Era cierto. No se casaba uno solo, sino los dos. Con dos hermanas, hijas de un importante arrocero del pueblo de País. Laura quedó perpleja. A los muchos amigos que les felicitaban y luego les pedían que les reservaran uno de los pisos del inmueble en construcción, los industriales contestaron: «Los pisos que queráis, excepto entresuelo y principal. Éstos son para nosotros. Y el primero para Laura, si acepta…»

Para redondear su acción benéfica, a los Costa no les faltaba sino que se diera el permiso de reapertura de los locales políticos clausurados. Pensaban dotar a Izquierda Republicana de una serie de comodidades, para reagrupar a los afiliados. Sin embargo, el permiso no llegaba de momento.
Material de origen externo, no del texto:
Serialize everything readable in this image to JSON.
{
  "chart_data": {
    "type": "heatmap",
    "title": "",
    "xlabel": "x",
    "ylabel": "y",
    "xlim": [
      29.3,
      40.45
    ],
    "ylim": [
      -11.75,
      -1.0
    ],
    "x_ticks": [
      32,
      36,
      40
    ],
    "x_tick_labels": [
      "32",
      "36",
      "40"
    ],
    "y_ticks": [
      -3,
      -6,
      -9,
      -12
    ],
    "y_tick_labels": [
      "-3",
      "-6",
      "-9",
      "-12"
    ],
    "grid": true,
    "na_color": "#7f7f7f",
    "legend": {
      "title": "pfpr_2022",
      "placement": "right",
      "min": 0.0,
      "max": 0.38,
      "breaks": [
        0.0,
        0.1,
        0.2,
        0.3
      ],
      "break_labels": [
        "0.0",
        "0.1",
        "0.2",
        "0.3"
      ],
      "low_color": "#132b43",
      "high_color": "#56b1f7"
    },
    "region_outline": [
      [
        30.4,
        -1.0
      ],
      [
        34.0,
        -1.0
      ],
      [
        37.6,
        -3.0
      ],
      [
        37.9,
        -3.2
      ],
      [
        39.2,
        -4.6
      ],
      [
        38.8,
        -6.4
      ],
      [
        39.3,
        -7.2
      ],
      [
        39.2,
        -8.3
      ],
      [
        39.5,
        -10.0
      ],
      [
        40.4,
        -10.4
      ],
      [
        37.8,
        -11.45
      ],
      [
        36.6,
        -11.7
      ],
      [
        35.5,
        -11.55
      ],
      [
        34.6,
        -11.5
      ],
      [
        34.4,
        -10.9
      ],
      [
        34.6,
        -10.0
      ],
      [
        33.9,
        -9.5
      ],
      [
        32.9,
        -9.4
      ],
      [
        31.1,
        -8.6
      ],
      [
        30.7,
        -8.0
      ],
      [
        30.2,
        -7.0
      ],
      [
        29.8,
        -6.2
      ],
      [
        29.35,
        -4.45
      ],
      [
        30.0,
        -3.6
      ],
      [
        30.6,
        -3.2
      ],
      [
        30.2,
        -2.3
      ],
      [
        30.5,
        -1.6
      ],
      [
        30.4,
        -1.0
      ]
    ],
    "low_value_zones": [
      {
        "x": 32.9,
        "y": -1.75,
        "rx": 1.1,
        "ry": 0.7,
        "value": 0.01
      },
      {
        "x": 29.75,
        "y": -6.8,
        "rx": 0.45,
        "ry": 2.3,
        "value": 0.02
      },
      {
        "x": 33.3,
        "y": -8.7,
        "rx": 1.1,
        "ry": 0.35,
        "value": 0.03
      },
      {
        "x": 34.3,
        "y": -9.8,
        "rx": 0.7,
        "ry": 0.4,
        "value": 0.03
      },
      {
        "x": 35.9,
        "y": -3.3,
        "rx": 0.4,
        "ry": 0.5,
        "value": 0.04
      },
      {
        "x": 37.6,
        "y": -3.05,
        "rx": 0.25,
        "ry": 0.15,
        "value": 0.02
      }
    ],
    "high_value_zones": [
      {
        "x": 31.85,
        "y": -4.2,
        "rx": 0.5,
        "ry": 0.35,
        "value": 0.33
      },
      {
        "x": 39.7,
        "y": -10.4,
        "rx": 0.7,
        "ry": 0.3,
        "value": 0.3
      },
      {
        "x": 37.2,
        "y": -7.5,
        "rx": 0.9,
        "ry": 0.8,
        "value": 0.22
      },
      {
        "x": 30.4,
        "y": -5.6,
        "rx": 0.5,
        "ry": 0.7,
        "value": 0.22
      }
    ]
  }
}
La clausura originaba que el paro obrero apareciera más espectacular, que los afectados se sintieran más indefensos. Según estadística, eran 343 los obreros sin trabajo. Muchos hombres para una ciudad como Gerona. ¿Qué hacer en todo el día?

Surgió un hombre, decidido a amenizar la situación: el coronel Muñoz. El coronel Muñoz, al ver a los parados aburridos por calles y cafés, se dijo que era preciso imaginar algo. Algo para distraerlos, y al mismo tiempo para hacerlos aprovechar el tiempo, para instruirlos.

Empresario de espectáculos, dio con la solución. Para instruirlos organizó la proyección gratuita de documentales de cine en el Albéniz; para distraerlos, sesión diaria, a precios populares, de boxeo y lucha libre.

Los obreros acudieron en masa a ambos espectáculos, y su reacción ante uno y otro fue entusiasta. Los documentales les impresionaron mucho. Los tres hombres-anuncio de César pasaban al mediodía por la Rambla llevando los títulos sobre sus cabezas. Todos estos títulos giraban, por regla general, en torno a los arcanos de la naturaleza. El documental que cerró la primera sesión representaba la vida, en el fondo del mar, de un carnívoro de mil bocas y tentáculos devorando sin cesar docenas de indefensos crustáceos. Los obreros llegaron a odiar de tal modo aquel carnívoro que algunos le amenazaron con el puño cerrado.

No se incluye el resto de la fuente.